The Guardian quickly demonstrated that it had a different approach than a lot of the "New Left" — particularly when it came to electoral politics. At a time when some were saying that it made no difference whether Ronald Reagan or Pat Brown won the 1966 governor's race, the Guardian made the key point about Reagan.
"California cannot afford the luxury of this kind of conservatism," a Nov. 7, 1966 editorial stated. "Because of the millions of people coming to California, because San Francisco and Los Angeles soon will have the greatest concentration of urban power in history, because farm land and open space is vanishing at a suicidal rate, because technology is putting vast populations out of work, because of the social neglect of our cities and the uglification of our countryside, because we now have the knowledge to bridge the gap between the rich and the poor."
And while the paper devoted considerable space to reporting on and opposing the war in Vietnam, it was also developing a reputation for local investigative reporting. One June 7, 1971 story showed how the city had all of its short-term deposits in local banks that paid no interest at all. The story parked an investigation by the city's budget analyst, the resignation of the city treasurer — and a new investment policy that brought the city at least $1 million more revenue a year. (Adjusted for inflation, that's about $5 million a year, times 40 years is a lot of money that the Guardian brought into the city coffers).
And from the start, the Guardian was a nonpartisan, independent foe of corruption, secrecy and undue influence at City Hall. So while the paper eagerly endorsed Phil Burton (and later his brother, John) for Congress and lauded their antiwar and environmental policies, the Guardian also blasted the Burtons for exercising undue influence back home. The paper strongly endorsed George Moscone for mayor — then denounced him when he fired Harvey Milk from a commission post after Milk had the gall to challenge the Moscone/Burton candidate for state Assembly.
The 1999 Sunshine Ordinance, which dramatically opened up City Hall records, was sponsored and promoted by the Guardian. Willie Brown and his cronies hated it.

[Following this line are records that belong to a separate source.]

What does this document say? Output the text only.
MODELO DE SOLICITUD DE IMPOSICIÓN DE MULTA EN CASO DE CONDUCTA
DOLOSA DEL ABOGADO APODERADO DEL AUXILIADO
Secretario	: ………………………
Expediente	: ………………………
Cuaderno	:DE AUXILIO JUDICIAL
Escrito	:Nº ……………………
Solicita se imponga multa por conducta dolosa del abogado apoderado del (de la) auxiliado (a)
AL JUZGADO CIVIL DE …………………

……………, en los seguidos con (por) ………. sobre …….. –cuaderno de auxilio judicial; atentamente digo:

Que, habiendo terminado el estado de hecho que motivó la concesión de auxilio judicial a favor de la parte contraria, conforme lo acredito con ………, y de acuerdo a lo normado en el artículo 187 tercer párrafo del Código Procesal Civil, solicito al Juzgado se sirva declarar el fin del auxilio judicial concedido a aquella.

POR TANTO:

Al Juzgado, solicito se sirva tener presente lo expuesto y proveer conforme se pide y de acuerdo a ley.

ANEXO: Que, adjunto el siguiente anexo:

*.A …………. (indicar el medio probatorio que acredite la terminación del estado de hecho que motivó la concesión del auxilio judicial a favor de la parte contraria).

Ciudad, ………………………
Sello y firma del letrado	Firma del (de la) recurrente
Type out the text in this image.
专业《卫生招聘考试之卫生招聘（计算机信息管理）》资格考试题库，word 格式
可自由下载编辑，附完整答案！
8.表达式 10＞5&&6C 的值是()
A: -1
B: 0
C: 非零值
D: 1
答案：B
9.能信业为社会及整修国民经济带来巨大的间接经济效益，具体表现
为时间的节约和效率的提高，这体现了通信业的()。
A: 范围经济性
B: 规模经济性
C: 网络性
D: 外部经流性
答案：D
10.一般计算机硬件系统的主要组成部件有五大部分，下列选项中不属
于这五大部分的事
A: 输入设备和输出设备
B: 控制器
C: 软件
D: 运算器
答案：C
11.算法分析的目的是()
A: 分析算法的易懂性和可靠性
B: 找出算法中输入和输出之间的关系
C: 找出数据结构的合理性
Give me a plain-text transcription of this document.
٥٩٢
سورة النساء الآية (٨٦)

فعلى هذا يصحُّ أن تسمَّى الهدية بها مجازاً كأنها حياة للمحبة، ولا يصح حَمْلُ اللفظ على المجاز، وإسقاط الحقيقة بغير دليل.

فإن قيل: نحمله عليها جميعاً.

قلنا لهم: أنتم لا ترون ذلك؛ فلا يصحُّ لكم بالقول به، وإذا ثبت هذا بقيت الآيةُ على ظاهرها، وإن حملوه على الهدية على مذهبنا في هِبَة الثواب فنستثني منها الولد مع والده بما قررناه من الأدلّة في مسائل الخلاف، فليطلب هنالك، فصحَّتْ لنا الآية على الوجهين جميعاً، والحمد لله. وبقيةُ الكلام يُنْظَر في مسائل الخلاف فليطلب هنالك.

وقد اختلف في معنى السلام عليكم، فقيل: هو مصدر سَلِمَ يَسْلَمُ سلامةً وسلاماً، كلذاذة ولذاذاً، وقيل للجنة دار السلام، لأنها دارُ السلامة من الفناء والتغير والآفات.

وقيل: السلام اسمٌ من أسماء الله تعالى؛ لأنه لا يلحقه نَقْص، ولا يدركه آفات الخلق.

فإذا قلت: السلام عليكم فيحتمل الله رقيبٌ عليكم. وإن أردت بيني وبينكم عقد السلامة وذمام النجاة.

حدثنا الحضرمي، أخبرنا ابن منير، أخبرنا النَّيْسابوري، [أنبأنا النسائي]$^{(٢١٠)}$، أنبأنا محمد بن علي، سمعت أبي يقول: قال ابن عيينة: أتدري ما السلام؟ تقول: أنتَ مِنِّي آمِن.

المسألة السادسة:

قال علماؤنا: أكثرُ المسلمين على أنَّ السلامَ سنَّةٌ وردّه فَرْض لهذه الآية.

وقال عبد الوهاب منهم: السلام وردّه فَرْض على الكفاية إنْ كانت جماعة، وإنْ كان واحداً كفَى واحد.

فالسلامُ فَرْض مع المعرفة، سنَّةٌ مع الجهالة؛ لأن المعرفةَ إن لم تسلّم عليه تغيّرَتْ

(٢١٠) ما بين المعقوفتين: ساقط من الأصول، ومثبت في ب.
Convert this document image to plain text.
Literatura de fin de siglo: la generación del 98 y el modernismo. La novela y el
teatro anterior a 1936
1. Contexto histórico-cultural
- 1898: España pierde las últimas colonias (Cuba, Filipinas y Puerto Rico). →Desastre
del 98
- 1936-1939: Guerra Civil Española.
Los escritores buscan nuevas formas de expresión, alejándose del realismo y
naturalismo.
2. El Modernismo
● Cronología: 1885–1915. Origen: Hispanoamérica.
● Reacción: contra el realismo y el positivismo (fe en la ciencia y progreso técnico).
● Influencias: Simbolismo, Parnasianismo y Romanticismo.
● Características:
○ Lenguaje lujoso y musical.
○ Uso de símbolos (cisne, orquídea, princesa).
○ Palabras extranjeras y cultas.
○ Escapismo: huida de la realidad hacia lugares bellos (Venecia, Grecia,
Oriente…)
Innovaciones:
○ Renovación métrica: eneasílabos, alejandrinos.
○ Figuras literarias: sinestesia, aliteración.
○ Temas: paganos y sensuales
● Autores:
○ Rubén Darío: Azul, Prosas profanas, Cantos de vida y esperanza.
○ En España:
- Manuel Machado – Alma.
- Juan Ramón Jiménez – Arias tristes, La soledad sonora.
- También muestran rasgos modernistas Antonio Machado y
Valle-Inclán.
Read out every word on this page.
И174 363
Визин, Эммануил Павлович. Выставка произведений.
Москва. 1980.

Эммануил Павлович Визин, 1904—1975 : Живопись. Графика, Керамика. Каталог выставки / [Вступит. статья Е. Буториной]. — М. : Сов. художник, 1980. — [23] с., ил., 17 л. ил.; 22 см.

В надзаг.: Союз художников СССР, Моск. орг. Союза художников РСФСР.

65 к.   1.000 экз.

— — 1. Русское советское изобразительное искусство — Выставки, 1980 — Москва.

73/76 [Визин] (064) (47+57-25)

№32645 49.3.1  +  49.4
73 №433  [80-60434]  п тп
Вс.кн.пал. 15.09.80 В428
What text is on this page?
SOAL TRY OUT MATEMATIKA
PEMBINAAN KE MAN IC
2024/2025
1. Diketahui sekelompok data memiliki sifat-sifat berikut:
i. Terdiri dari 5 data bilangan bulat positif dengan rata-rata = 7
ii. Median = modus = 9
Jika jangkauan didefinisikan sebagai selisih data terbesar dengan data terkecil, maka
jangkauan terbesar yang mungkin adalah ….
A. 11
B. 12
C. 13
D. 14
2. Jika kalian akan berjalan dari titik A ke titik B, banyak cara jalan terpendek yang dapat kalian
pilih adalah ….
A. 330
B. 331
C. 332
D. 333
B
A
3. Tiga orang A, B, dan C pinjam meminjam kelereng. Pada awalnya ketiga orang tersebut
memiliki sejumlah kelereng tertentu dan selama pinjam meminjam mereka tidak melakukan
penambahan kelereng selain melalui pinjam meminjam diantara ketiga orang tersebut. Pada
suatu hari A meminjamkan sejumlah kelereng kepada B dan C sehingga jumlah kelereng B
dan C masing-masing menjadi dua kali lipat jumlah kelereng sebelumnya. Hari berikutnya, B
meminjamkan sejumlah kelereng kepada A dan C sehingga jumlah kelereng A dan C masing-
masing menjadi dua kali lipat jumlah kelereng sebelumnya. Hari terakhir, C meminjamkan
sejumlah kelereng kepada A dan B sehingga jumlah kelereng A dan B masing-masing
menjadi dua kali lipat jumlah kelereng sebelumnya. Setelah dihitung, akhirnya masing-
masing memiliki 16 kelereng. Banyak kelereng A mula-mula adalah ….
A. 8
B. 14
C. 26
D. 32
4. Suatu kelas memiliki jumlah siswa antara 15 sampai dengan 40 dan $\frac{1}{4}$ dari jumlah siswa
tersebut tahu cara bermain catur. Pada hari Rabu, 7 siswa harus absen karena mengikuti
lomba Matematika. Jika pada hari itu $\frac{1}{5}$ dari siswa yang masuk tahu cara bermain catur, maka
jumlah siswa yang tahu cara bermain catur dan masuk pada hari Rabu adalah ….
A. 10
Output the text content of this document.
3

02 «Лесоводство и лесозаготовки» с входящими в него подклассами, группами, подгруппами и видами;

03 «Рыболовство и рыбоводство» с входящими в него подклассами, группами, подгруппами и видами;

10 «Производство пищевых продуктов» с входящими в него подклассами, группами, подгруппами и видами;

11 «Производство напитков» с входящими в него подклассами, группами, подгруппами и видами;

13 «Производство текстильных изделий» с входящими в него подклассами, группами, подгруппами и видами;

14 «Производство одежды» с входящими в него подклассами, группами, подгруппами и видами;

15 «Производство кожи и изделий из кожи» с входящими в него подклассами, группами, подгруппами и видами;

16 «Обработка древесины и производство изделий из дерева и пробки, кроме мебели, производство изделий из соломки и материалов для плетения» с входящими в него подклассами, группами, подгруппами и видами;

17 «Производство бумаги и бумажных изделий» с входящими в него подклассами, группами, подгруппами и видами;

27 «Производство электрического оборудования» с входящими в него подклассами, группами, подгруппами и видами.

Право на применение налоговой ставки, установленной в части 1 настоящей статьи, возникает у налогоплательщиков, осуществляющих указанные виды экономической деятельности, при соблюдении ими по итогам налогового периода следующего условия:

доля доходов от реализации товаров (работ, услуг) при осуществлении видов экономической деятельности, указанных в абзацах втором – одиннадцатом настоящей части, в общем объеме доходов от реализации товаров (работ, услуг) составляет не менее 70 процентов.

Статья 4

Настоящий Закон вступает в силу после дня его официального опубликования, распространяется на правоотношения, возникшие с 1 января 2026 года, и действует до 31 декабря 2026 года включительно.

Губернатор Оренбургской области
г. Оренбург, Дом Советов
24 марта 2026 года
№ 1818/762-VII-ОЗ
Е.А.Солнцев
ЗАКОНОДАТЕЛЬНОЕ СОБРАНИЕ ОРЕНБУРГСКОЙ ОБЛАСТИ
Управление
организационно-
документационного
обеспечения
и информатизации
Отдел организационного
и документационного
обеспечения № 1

It's probably a misnomer to say that the Burtons, who were a dominant force in local politics in the 1970s and 1980s, ran an old-fashioned machine. They didn't have the iron control over local politics and the patronage jobs system that the word "machine" implies.
But when Brown became mayor of San Francisco, he had all of that. Brown controlled eight solid votes on the Board of Supervisors (and through various political machinations, had managed to appoint most of them). "He ruled the building," Assemblymember Tom Ammiano, who was a supervisor during those years, recalled. "If you defied him, you were radioactive."
And one of the people who rose through the ranks as a loyal Brown appointee was Ed Lee. Who to this day thinks things in that administration were just dandy.
The Lee campaign complains about "guilt by association," and that's a legitimate point. Ed Lee isn't Willie Brown. He's a lot more open, a lot (a lot) more humble, and as numerous progressives have pointed out to us, his door is open. He doesn't have the history of sleaze that pretty much defined Brown's political career.
There will be no "Ed Lee Machine." In fact, with district elections of supervisors pretty much guaranteeing more diffuse political power in the city, there will never be another mayor able to rule the way Brown did.
And these days, Brown's clout could easily be overstated. Until he engineered the selection of Ed Lee as mayor, his power seemed to be waning. And even Mayor Lee hasn't done everything that Brown wanted.